Tamamen erkeklerin ele geçirdiği tüm iktidarlardan pay aldığımızı, eril dünyanın imtiyazlarını kullanmakta uzak durmadığımızı, günlük hayatın hemen her anında erkek olmamızın avantajlarını kullandığımızı, iktidarlarımızı yeniden ve yeniden ürettiğimizi, erkekliklerimize karşı en küçük saldırı algıladığımızda “güç” kullanmaktan, yani şiddet uygulamaktan çekinmediğimizi biliyoruz, kabul ediyoruz.

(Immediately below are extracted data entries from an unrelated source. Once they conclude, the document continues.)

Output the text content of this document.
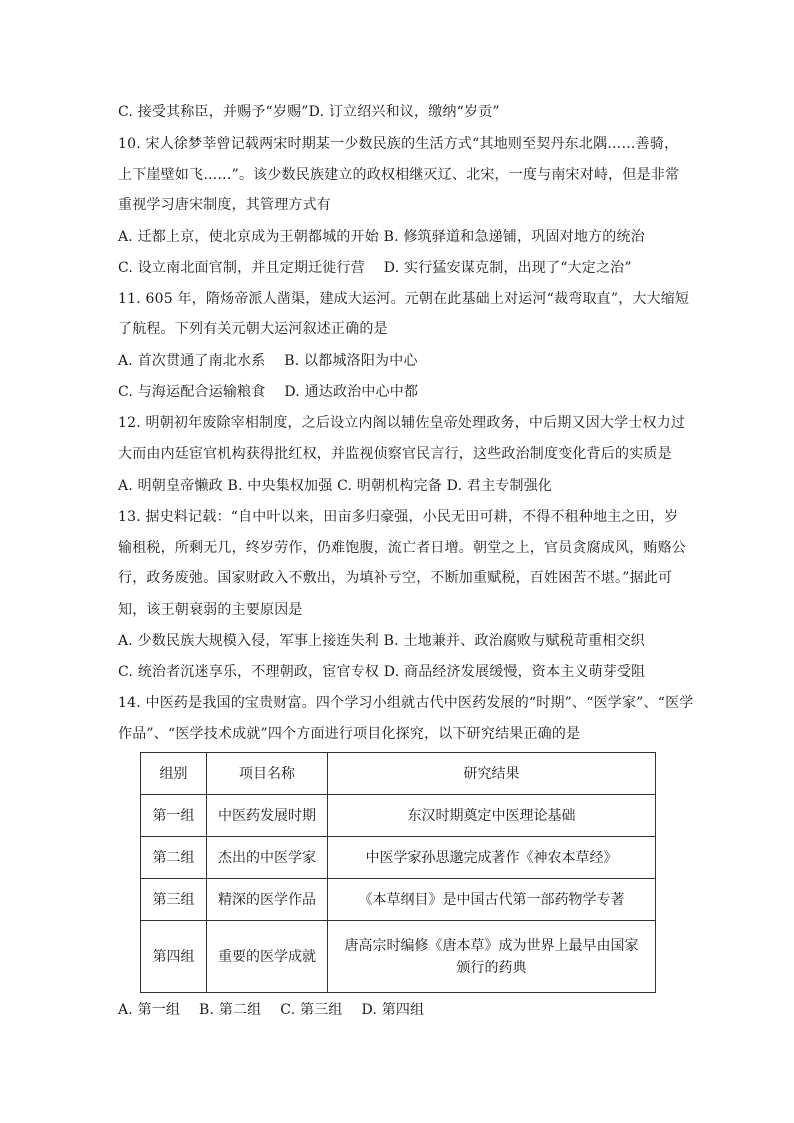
C. 接受其称臣，并赐予“岁赐”D. 订立绍兴和议，缴纳“岁贡”
10. 宋人徐梦莘曾记载两宋时期某一少数民族的生活方式“其地则至契丹东北隅……善骑，
上下崖壁如飞……”。该少数民族建立的政权相继灭辽、北宋，一度与南宋对峙，但是非常
重视学习唐宋制度，其管理方式有
A. 迁都上京，使北京成为王朝都城的开始 B. 修筑驿道和急递铺，巩固对地方的统治
C. 设立南北面官制，并且定期迁徙行营　 D. 实行猛安谋克制，出现了“大定之治”
11. 605 年，隋炀帝派人凿渠，建成大运河。元朝在此基础上对运河“裁弯取直”，大大缩短
了航程。下列有关元朝大运河叙述正确的是
A. 首次贯通了南北水系　 B. 以都城洛阳为中心
C. 与海运配合运输粮食　 D. 通达政治中心中都
12. 明朝初年废除宰相制度，之后设立内阁以辅佐皇帝处理政务，中后期又因大学士权力过
大而由内廷宦官机构获得批红权，并监视侦察官民言行，这些政治制度变化背后的实质是
A. 明朝皇帝懒政 B. 中央集权加强 C. 明朝机构完备 D. 君主专制强化
13. 据史料记载：“自中叶以来，田亩多归豪强，小民无田可耕，不得不租种地主之田，岁
输租税，所剩无几，终岁劳作，仍难饱腹，流亡者日增。朝堂之上，官员贪腐成风，贿赂公
行，政务废弛。国家财政入不敷出，为填补亏空，不断加重赋税，百姓困苦不堪。”据此可
知，该王朝衰弱的主要原因是
A. 少数民族大规模入侵，军事上接连失利 B. 土地兼并、政治腐败与赋税苛重相交织
C. 统治者沉迷享乐，不理朝政，宦官专权 D. 商品经济发展缓慢，资本主义萌芽受阻
14. 中医药是我国的宝贵财富。四个学习小组就古代中医药发展的“时期”、“医学家”、“医学
作品”、“医学技术成就”四个方面进行项目化探究，以下研究结果正确的是
组别	项目名称	研究结果
第一组	中医药发展时期	东汉时期奠定中医理论基础
第二组	杰出的中医学家	中医学家孙思邈完成著作《神农本草经》
第三组	精深的医学作品	《本草纲目》是中国古代第一部药物学专著
第四组	重要的医学成就	唐高宗时编修《唐本草》成为世界上最早由国家颁行的药典
A. 第一组　 B. 第二组　 C. 第三组　 D. 第四组
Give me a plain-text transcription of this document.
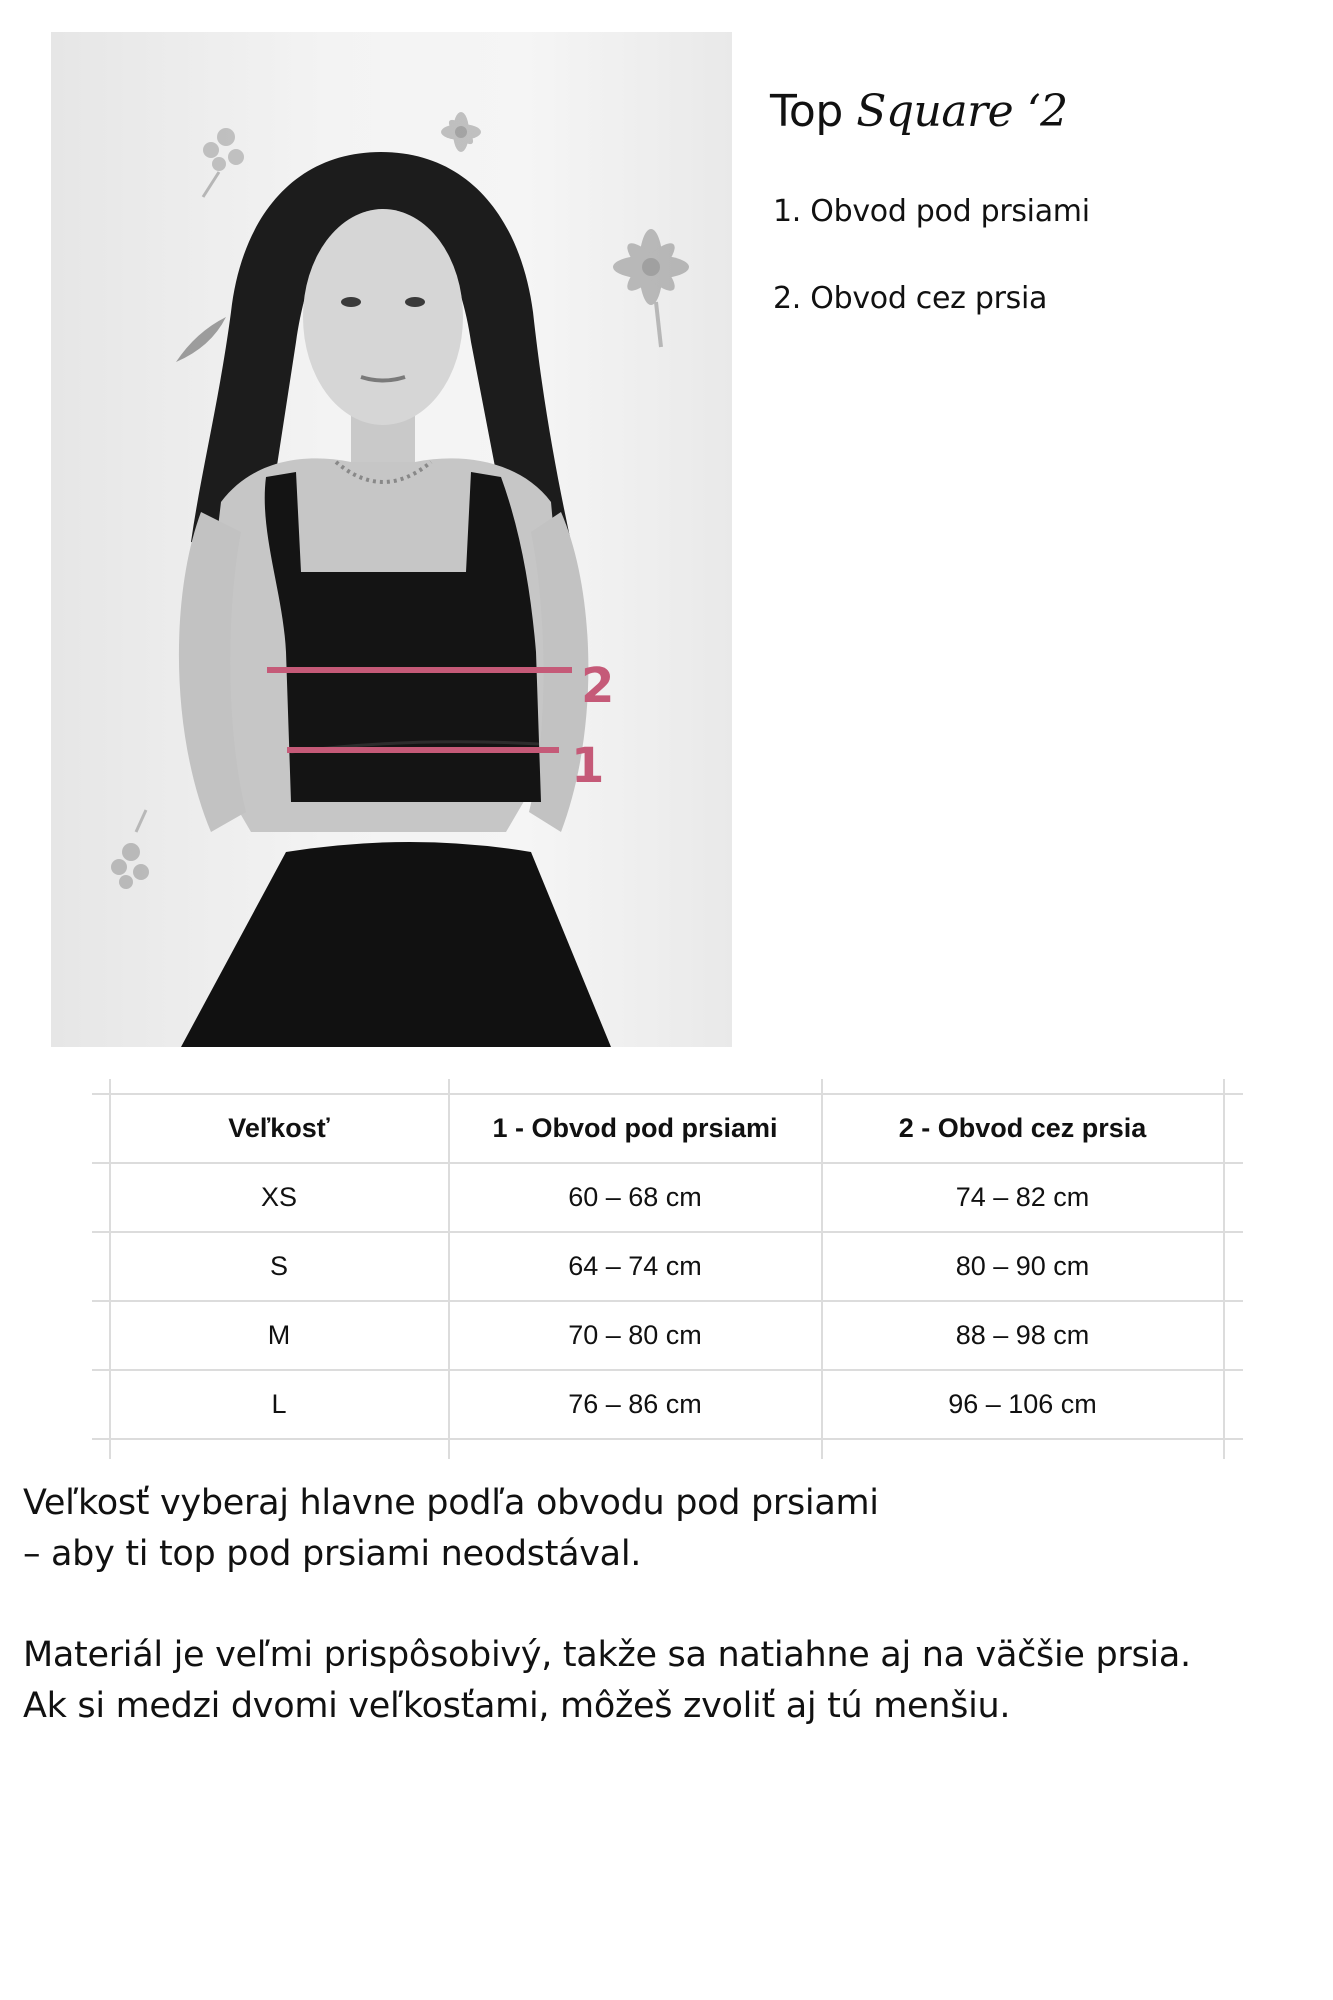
2
1
Top Square ‘2

1. Obvod pod prsiami

2. Obvod cez prsia

Veľkosť	1 - Obvod pod prsiami	2 - Obvod cez prsia
XS	60 – 68 cm	74 – 82 cm
S	64 – 74 cm	80 – 90 cm
M	70 – 80 cm	88 – 98 cm
L	76 – 86 cm	96 – 106 cm

Veľkosť vyberaj hlavne podľa obvodu pod prsiami

– aby ti top pod prsiami neodstával.

Materiál je veľmi prispôsobivý, takže sa natiahne aj na väčšie prsia.

Ak si medzi dvomi veľkosťami, môžeš zvoliť aj tú menšiu.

Erkekliğe eleştirel yaklaşırken, kendi özneliklerimizde var olan failliklerimizi yok saymıyor, aksine bununla yüzleşmek için bir araya geliyoruz. Mücadelenin sorumluluğunu kadınlara ya da diğer erkeklere yönlendirmiyor, doğrudan kendi üzerimize alıyoruz.
"Yüzleşmeyi hedef aldık"
“Özgürleşmenin yolu önce yüzleşmekten geçer” dediniz, dikkatimi çekti mesela nelerle yüzleştiniz? Yüzleştiniz mi?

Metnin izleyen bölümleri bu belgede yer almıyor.